Chrystia Freeland n'a évoqué aucun calendrier pour la levée des tarifs.

Freeland et son futur homologue mexicain évoquent la levée des tarifs

OTTAWA — Chrystia Freeland et son futur homologue mexicain aux Affaires étrangères n'osent prédire à quel moment les États-Unis lèveront leurs tarifs douaniers sur les importations d'acier et d'aluminium, imposés par la Maison-Blanche en juin.

Le Canada et le Mexique ont rétorqué à ces tarifs américains en imposant leurs propres droits de douane sur certaines importations américaines. Or, les trois pays ont depuis conclu une entente de principe pour un nouvel accord de libre-échange nord-américain.

Lors d'une conférence de presse commune à Ottawa, lundi, aux côtés de son homologue mexicain désigné, Marcelo Ebrard, la ministre canadienne des Affaires étrangères n'a évoqué aucun calendrier pour la levée de ces tarifs. Elle a estimé que rien n'empêchait les trois partenaires commerciaux de lever dès maintenant ces droits de douane.
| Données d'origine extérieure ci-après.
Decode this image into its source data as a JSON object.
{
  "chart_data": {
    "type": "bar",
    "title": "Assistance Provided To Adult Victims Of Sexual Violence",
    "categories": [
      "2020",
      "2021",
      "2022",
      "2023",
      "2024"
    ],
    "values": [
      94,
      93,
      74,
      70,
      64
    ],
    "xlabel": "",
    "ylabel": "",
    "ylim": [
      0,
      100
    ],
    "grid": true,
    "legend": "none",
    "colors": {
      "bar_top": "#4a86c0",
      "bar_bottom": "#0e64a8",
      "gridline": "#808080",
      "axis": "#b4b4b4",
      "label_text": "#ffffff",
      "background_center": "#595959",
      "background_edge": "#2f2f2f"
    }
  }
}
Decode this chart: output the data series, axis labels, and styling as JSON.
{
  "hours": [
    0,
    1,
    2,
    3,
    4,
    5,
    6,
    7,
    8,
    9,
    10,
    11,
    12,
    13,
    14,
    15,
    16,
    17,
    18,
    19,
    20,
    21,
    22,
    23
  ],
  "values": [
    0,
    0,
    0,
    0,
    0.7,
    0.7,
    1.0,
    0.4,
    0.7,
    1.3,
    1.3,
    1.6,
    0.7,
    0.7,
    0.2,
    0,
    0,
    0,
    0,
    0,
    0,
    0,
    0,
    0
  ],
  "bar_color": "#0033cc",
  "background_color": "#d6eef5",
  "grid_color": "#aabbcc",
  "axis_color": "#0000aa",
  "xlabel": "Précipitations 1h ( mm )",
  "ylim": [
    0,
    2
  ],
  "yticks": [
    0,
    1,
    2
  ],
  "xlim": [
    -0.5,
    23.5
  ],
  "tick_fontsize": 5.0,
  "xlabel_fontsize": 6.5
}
Par ce geste, croit Mme Freeland, les trois pays prouveraient l'importance du partenariat nord-américain.

Marcelo Ebrard sera assermenté le 1er décembre lorsque le nouveau gouvernement d'Andres Manuel Lopez Obrador prendra le pouvoir au Mexique, à la suite des élections du 1er juillet. Par l'intermédiaire d'un interprète, il a estimé lundi que l'élimination des droits de douane pourrait avoir lieu une fois que le nouvel accord commercial aura été ratifié par les trois capitales.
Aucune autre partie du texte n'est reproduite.